Department of Orthodontics, Peking University School and Hospital of Stomatology and National Center of Stomatology and National Clinical Research Center for Oral Diseases and National Engineering Laboratory for Digital and Material Technology of Stomatology, Beijing, China.
Central Laboratory, Peking University School and Hospital of Stomatology and National Center of Stomatology and National Clinical Research Center for Oral Diseases and National Engineering Laboratory for Digital and Material Technology of Stomatology, Beijing, China.
Clin Sci (Lond). 2023 Sep 27;137(18):1431-1449. doi: 10.1042/CS20230544.
Skeletal mandibular hypoplasia (SMH) is one of the most common skeletal craniofacial deformities in orthodontics, which was often accompanied by impaired chondrogenesis and increasing apoptosis of condylar chondrocytes. Therefore, protecting chondrocytes from apoptosis and promoting chondrogenesis in condylar growth is vital for treatment of SMH patients. Transferrin (TF) was highly expressed in condylar cartilage of newborn mice and was gradually declined as the condyle ceased growing. Interestingly, serum level of TF in SMH patients was significantly lower than normal subjects. Hence, the aim of our study was to investigate the effect of TF on survival and differentiation of chondrocytes and condylar growth. First, we found that TF protected chondrogenic cell line ATDC5 cells from hypoxia-induced apoptosis and promoted proliferation and chondrogenic differentiation in vitro. Second, TF promoted chondrogenic differentiation and survival through activating autophagic flux. Inhibiting autophagic flux markedly blocked the effects of TF. Third, TF significantly activated ULK1-ATG16L1 axis. Silencing either transferrin receptor (TFRC), ULK1/2 or ATG16 significantly blocked the autophagic flux induced by TF, as well as its effect on anti-apoptosis and chondrogenic differentiation. Furthermore, we established an organoid culture model of mandible ex vivo and found that TF significantly promoted condylar growth. Taken together, our study unraveled a novel function of TF in condylar growth that TF protected chondrocytes from hypoxia-induced apoptosis and promoted chondrogenic differentiation through inducing autophagy via ULK1-ATG16L1 axis, which demonstrated that TF could be a novel growth factor of condylar growth and shed new light on developing treatment strategy of SMH patients.

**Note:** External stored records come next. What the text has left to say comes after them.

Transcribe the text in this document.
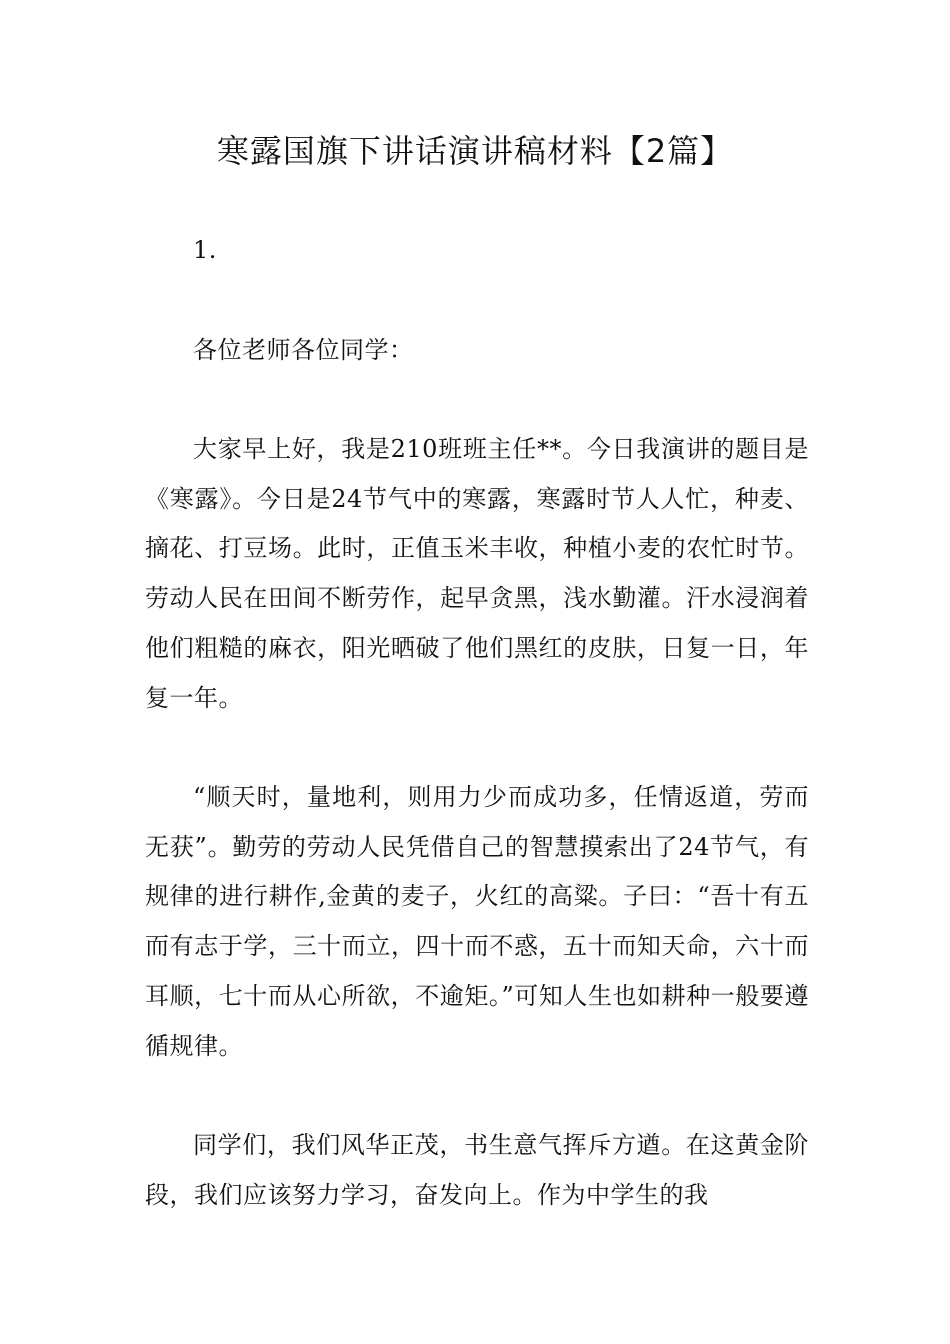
寒露国旗下讲话演讲稿材料【2篇】

1.

各位老师各位同学：

大家早上好，我是210班班主任**。今日我演讲的题目是《寒露》。今日是24节气中的寒露，寒露时节人人忙，种麦、摘花、打豆场。此时，正值玉米丰收，种植小麦的农忙时节。劳动人民在田间不断劳作，起早贪黑，浅水勤灌。汗水浸润着他们粗糙的麻衣，阳光晒破了他们黑红的皮肤，日复一日，年复一年。

“顺天时，量地利，则用力少而成功多，任情返道，劳而无获”。勤劳的劳动人民凭借自己的智慧摸索出了24节气，有规律的进行耕作,金黄的麦子，火红的高粱。子曰：“吾十有五而有志于学，三十而立，四十而不惑，五十而知天命，六十而耳顺，七十而从心所欲，不逾矩。”可知人生也如耕种一般要遵循规律。

同学们，我们风华正茂，书生意气挥斥方遒。在这黄金阶段，我们应该努力学习，奋发向上。作为中学生的我
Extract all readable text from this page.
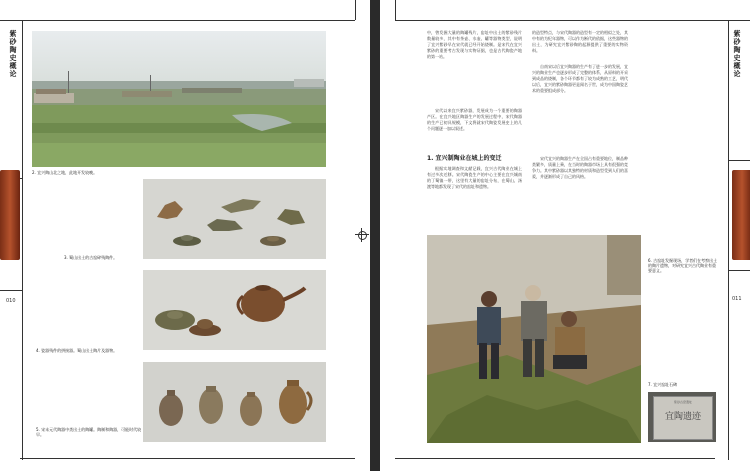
紫砂陶史概论
010
2. 宜兴陶山北之地，此地开发较晚。
3. 蜀山出土的古窑碎残陶件。
4. 瓷器残件的拼接器。蜀山出土陶片及器物。
5. 宋末元代陶器中类出土的陶罐。陶制和陶器，可能时代较早。
紫砂陶史概论
011
中，曾发掘大量的陶罐残片，窑址中出土的紫砂残片数量较多，其中有茶壶、水壶、罐等器物类型，说明了宜兴紫砂早在宋代就已经开始烧制。是宋代在宜兴紫砂的重要考古发现与实物证据，也是古代陶瓷产地的第一站。
宋代以来宜兴紫砂器，发展成为一个重要的陶器产区。在宜兴地区陶器生产的发展过程中，宋代陶器的生产已初具规模，下文将就宋代陶瓷发展史上的几个问题逐一加以叙述。
1. 宜兴制陶业在城上的变迁
根据实地调查和文献记载，宜兴古代陶业在城上有过多次迁移。宋代陶瓷生产的中心主要在宜兴城南的丁蜀镇一带，这里有大量的窑址分布，在蜀山、汤渡等地都发现了宋代的窑址和遗物。
的造型特点，与宋代陶器的造型有一定的相似之处，其中有的为纪年器物，可以作为断代的依据，这些器物的出土，为研究宜兴紫砂陶的起源提供了重要的实物资料。
自南宋以后宜兴陶器的生产有了进一步的发展，宜兴的陶业生产也逐步形成了完整的体系，从原料的开采到成品的烧制，各个环节都有了较为成熟的工艺，明代以后，宜兴的紫砂陶器更是闻名于世，成为中国陶瓷艺术的重要组成部分。
宋代宜兴的陶器生产在全国占有重要地位，制品种类繁多，质量上乘，在当时的陶器市场上具有很强的竞争力。其中紫砂器以其独特的材质和造型受到人们的喜爱，并逐渐形成了自己的风格。
6. 古窑址发掘现场，学者们在考察出土的陶片遗物，对研究宜兴古代陶业有重要意义。
7. 宜兴窑址石碑
紫砂古窑遗址
宜陶遗迹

下颌骨发育不全(SMH)是口腔正畸中最常见的颅面骨骼畸形之一,常伴有软骨生成受损和髁突软骨细胞凋亡增加。因此,保护软骨细胞免受凋亡并促进髁突生长中的软骨生成对于 SMH 患者的治疗至关重要。转铁蛋白(TF)在新生小鼠的髁状突软骨中高度表达,并随着髁突生长的停止而逐渐下降。有趣的是,SMH 患者血清中的 TF 水平明显低于正常对照。因此,我们的研究旨在探讨 TF 对软骨细胞的存活和分化以及髁突生长的影响。首先,我们发现 TF 可保护软骨细胞系 ATDC5 细胞免受缺氧诱导的凋亡,并在体外促进增殖和软骨分化。其次,TF 通过激活自噬流促进软骨分化和存活。抑制自噬流显著阻断了 TF 的作用。第三,TF 显著激活 ULK1-ATG16L1 轴。沉默转铁蛋白受体(TFRC)、ULK1/2 或 ATG16 均可显著阻断 TF 诱导的自噬流及其对抗凋亡和软骨分化的作用。此外,我们建立了下颌骨离体器官样培养模型,发现 TF 可显著促进髁突生长。综上所述,我们的研究揭示了 TF 在髁突生长中的一个新功能,即 TF 通过 ULK1-ATG16L1 轴诱导自噬来保护软骨细胞免受缺氧诱导的凋亡并促进软骨分化,这表明 TF 可能是一种新的髁突生长因子,为 SMH 患者的治疗策略提供了新的思路。